Saturday, September 24, 2011

Demo(n)crazzy - The Ills, Thrills and Chills

The inception of Anna Hazare’s anti-corruption movement was an epochal event which will go down in the annals of Indian history as one that reformed the face of modern India. It has created a sense of panic among the ministers who were used to basking in the comfortable sun of power. Now that comfort is eroding and that sun is slowly turning cold. A certain fear has been stirred in the conscience of the corrupt. But above all, it has brought people from all lifestyles together against a simmering cause which has had a sizable impact on their lives since ever. It was the common platform against this anger, not so much the love for Anna Hazare, which has made it a successful movement. But some uncomfortable questions need to be asked.

In the 2G scam, A. Raja was implicated, along with some top honchos of the telecom operators that were alleged to be involved. They, along with Kanimozhi, are still behind bars. But the problem is that thus far the CBI has not been able to come up with sizable evidence to prosecute them. Yes, the power of collective anger of the middle class says that they must be involved. But what good do we know? There is a lot that goes on behind closed doors and who committed what crime and with what intentions is something that is always very hard to verify. But the Congress had to act to save its face. This expedited action has led to an undesirable fallout. Policymaking has never been the problem, but implementation has been the bane of Indian polity. This peculiar position has been made worse by the Anna Hazare movement. Implementation of reforms by the government has come to a standstill, which is having a very negative effect on the growth stimulus that the government is supposed to provide to the ever slowing industry growth. Policymakers widely agree on the opinion that the soaring inflation can be given only a breather by the monetary policy of the RBI, and only quick implementation of long term reforms can bring down prices. High interest rates are in turn slowing down the growth, which can further be bolstered only by reforms. But babus sitting the cushy offices are no more comfortable signing blindly on the files passed on from above. In fact, they believe the safest thing to do is to let the file eat the dust. Why be involved and sign on a seemingly harmless piece of paper which may turn out to be a scam tomorrow and come back to haunt them? And that is what exactly is happening. The wheels of the Executive are stuck in the morass of procrastination.  
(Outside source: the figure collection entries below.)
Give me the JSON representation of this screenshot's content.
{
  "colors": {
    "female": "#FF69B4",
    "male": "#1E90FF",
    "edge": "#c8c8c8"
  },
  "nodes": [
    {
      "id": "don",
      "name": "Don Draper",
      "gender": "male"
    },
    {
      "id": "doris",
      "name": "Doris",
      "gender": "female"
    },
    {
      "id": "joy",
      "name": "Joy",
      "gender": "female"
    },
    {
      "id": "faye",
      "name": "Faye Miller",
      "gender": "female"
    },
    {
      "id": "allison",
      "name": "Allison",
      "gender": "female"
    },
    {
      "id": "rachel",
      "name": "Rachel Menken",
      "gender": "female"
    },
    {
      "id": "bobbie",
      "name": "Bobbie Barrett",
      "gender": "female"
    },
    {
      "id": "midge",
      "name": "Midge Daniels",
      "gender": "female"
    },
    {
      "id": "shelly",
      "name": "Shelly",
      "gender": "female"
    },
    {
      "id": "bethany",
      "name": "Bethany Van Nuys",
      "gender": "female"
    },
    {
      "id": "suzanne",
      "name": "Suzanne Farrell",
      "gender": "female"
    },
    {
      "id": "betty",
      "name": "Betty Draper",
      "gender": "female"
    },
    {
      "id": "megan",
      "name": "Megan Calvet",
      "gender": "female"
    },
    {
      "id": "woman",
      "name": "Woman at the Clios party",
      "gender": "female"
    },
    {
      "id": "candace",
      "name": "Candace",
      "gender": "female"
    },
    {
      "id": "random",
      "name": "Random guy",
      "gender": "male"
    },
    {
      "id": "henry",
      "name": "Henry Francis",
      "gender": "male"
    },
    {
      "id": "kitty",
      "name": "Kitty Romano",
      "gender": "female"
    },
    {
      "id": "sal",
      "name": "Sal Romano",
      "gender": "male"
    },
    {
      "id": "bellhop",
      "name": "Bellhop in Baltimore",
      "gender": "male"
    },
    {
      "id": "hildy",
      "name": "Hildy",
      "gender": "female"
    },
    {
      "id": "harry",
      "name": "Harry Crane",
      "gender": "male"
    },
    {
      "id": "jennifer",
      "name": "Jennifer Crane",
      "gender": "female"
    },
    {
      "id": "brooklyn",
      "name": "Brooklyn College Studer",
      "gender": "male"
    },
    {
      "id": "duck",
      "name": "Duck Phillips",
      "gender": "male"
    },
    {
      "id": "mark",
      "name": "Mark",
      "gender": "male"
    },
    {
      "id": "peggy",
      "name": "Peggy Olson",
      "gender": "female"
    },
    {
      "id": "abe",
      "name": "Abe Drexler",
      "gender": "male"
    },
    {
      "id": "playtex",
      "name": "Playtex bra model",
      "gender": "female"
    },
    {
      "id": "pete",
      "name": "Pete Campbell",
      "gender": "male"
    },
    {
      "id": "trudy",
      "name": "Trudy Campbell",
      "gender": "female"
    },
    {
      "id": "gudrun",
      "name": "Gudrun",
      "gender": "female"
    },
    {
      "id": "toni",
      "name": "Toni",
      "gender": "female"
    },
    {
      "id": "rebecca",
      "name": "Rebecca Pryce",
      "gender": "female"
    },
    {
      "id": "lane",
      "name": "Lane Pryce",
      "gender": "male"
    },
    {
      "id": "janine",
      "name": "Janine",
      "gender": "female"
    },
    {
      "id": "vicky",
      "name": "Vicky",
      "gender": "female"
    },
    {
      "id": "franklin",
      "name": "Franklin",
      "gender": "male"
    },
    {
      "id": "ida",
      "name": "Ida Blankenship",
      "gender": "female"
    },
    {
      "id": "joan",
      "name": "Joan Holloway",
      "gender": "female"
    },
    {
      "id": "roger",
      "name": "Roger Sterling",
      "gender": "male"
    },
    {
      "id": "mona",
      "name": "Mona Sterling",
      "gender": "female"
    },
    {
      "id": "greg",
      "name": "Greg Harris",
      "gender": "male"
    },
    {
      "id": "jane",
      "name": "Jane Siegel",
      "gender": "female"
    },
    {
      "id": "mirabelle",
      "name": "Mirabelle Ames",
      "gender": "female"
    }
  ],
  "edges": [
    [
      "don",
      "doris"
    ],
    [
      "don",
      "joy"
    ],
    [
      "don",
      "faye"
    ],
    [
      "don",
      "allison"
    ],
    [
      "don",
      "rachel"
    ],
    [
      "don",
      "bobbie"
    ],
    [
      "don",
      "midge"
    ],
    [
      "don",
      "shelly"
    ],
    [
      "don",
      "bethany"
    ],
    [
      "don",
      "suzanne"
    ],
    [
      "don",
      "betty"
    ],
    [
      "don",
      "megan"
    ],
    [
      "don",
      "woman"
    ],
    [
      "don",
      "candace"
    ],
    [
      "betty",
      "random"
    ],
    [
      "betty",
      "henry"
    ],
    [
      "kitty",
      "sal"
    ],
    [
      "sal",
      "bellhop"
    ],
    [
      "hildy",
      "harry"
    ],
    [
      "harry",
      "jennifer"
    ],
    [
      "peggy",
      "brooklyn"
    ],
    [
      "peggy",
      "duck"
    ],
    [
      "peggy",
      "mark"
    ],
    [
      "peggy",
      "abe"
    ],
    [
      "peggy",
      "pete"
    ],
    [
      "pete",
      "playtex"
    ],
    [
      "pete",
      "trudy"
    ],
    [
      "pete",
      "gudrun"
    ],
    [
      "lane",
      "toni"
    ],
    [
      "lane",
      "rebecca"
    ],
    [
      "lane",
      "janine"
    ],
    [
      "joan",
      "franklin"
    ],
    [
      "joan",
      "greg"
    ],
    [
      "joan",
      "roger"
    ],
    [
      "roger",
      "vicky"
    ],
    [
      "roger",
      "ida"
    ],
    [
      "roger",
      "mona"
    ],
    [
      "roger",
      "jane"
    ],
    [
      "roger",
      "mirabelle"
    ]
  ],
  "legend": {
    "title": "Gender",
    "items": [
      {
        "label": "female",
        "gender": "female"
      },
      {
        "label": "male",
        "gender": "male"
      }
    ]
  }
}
But then this is the downside of a democracy, that behind a freedom of expression, there could be an abuser, behind a Right to Information enquiry, there could a defamer, behind a rape accusation, there could be an avenger, and behind a safeguarding power conferred to the armed forces, there could easily be a human-rights violation. A well-functioning government should know how best to balance these opposing forces, but the eternal dilly-dallying by our present rulers on important issues has worsened the problem. Congress could make a beginning by taking care of the reform implementation, now! Being too late on that front can prove disastrous for the Indian economy, notwithstanding its strong fundamentals in the face of the impending Euro zone debt default.